In order to achieve computerized understanding of human language, the meanings of words and texts must be represented, within the computer lexicon, in a logical format usable by computerized reasoning processes. A critical part of the task of designing a concept-representation system is to specify the relations between concepts; and those semantic relations form an essential part of the definitions of words and concepts. However, there is no general agreement on the best method to represent the relations between concepts, nor on which set of relations is adequate to represent linguistic and world knowledge. There are numerous suggestions about which sets of semantic relations will be useful for knowledge representation [15, 16], but as soon as one attempts to define words and concepts in a manner that captures the nuances of how people use such words in language, the inadequacy of existing sets of semantic relations quickly becomes obvious. Our ultimate goal is to find a set of logical definitions of words which will allow human-level understanding of natural language while also being sufficiently well-defined so that the same concepts can be used for unambiguous machine-to-machine communication of complex concepts, as in database systems. For that purpose we need first to determine the set of semantic relations required to specify those definitions. This study shows that there are semantic relations used in writing in natural language that have not been discussed in previous literature, and suggests that these relations are likely to be important in capturing the nuances of meaning required for human-level understanding of language.

The optimal form of the lexicon required for machine understanding of language has been the subject of a great deal of research and discussion, but in the years since Quillian first studied the properties of concept networks with semantic links [1], most efforts at knowledge representation for language understanding have used some form of representation in which concept nodes are connected by links representing some type of relationship between the concepts. In many systems the links are defined as semantic relations and distinguished from the concept nodes, but in other systems (such as SNePS [2]) semantic relations are viewed as another type of node. When a representation formalism also has a defined method for combining (or "unifying") concepts to form larger concepts (as with conceptual graphs [3]), it may also serve as the logical representation for an assertion or an entire discourse. Most semantic networks have been created using semantic relations which are not fully defined logically to allow unambiguous inferencing to be performed, and the FACTOTUM semantic network also lacks full formality in that regard. In contrast, the CYC system places heavy emphasis on reasoning with the semantic relations at an early stage, but CYC has not been demonstrated to be notably useful for language understanding tasks. With language understanding as the main goal, it was nevertheless considered important to determine which semantic relations play a prominent role in the type of thinking that humans perform in linguistic composition, a task for which the Roget's Thesaurus has been much used. At the first stage it is necessary to recognize semantic relations at a level close to the linguistic, and subsequently these relations may be defined in more logical detail to allow the precise inferencing necessary for human-level language understanding.

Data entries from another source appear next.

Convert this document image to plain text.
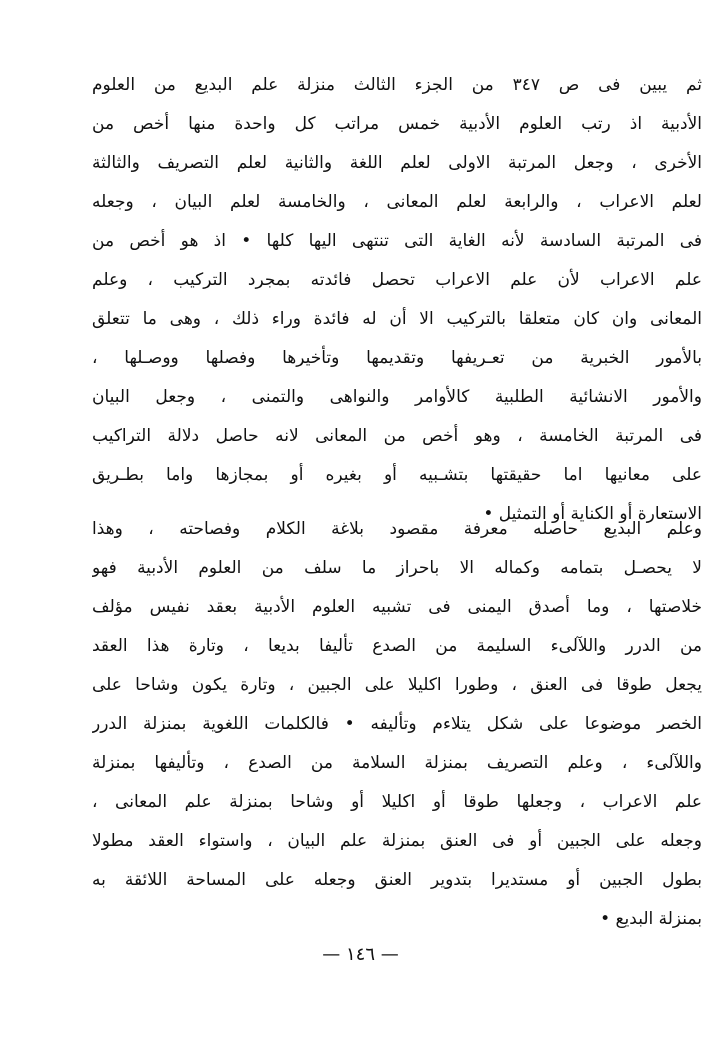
ثم يبين فى ص ٣٤٧ من الجزء الثالث منزلة علم البديع من العلوم
الأدبية اذ رتب العلوم الأدبية خمس مراتب كل واحدة منها أخص من
الأخرى ، وجعل المرتبة الاولى لعلم اللغة والثانية لعلم التصريف والثالثة
لعلم الاعراب ، والرابعة لعلم المعانى ، والخامسة لعلم البيان ، وجعله
فى المرتبة السادسة لأنه الغاية التى تنتهى اليها كلها • اذ هو أخص من
علم الاعراب لأن علم الاعراب تحصل فائدته بمجرد التركيب ، وعلم
المعانى وان كان متعلقا بالتركيب الا أن له فائدة وراء ذلك ، وهى ما تتعلق
بالأمور الخبرية من تعـريفها وتقديمها وتأخيرها وفصلها ووصـلها ،
والأمور الانشائية الطلبية كالأوامر والنواهى والتمنى ، وجعل البيان
فى المرتبة الخامسة ، وهو أخص من المعانى لانه حاصل دلالة التراكيب
على معانيها اما حقيقتها بتشـبيه أو بغيره أو بمجازها واما بطـريق
الاستعارة أو الكناية أو التمثيل •
وعلم البديع حاصله معرفة مقصود بلاغة الكلام وفصاحته ، وهذا
لا يحصـل بتمامه وكماله الا باحراز ما سلف من العلوم الأدبية فهو
خلاصتها ، وما أصدق اليمنى فى تشبيه العلوم الأدبية بعقد نفيس مؤلف
من الدرر واللآلىء السليمة من الصدع تأليفا بديعا ، وتارة هذا العقد
يجعل طوقا فى العنق ، وطورا اكليلا على الجبين ، وتارة يكون وشاحا على
الخصر موضوعا على شكل يتلاءم وتأليفه • فالكلمات اللغوية بمنزلة الدرر
واللآلىء ، وعلم التصريف بمنزلة السلامة من الصدع ، وتأليفها بمنزلة
علم الاعراب ، وجعلها طوقا أو اكليلا أو وشاحا بمنزلة علم المعانى ،
وجعله على الجبين أو فى العنق بمنزلة علم البيان ، واستواء العقد مطولا
بطول الجبين أو مستديرا بتدوير العنق وجعله على المساحة اللائقة به
بمنزلة البديع •
— ١٤٦ —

Construction of a conceptual semantic network presents several major design decisions: (1) defining the structure of the hierarchy; (2) selection of a set of semantic relations to relate the concepts; and (3) specifying the logical operations which operate on the network. For much of the work in knowledge representation, for example in the KL-ONE family of languages [4], the emphasis has been on finding a representation that will allow inferences which are complete and tractable. Thus the third design factor has been of greatest concern. In designing a semantic network for language understanding, other concerns, such as utility in word-sense disambiguation, may be viewed as more urgent, and the emphasis will correspondingly shift to design factors 1 and 2, even though the ultimate purpose of a conceptual semantic network is to support inferencing in the process of language understanding.

A distinction may be drawn between a computer lexicon containing syntactic, morphological, and collocational information, and a semantic network containing only conceptual information. A further distinction is often made between a terminological database, containing only word definitions, and an assertional database, containing facts about situations or events in the "real world". In practice, it is probably impossible to include enough information about the meaning of words to permit human-level understanding of a text, unless a substantial amount of "assertional" world knowledge is include in the database. We therefore do not try to enforce a rigid separation between terminological and world knowledge, though the emphasis is on including only sufficient information to allow understanding of word meanings. We assume here that eventually all information about word usage, grammatical, definitional, and practical uses, will be combined in a single database, and for convenience we will also call that a semantic network.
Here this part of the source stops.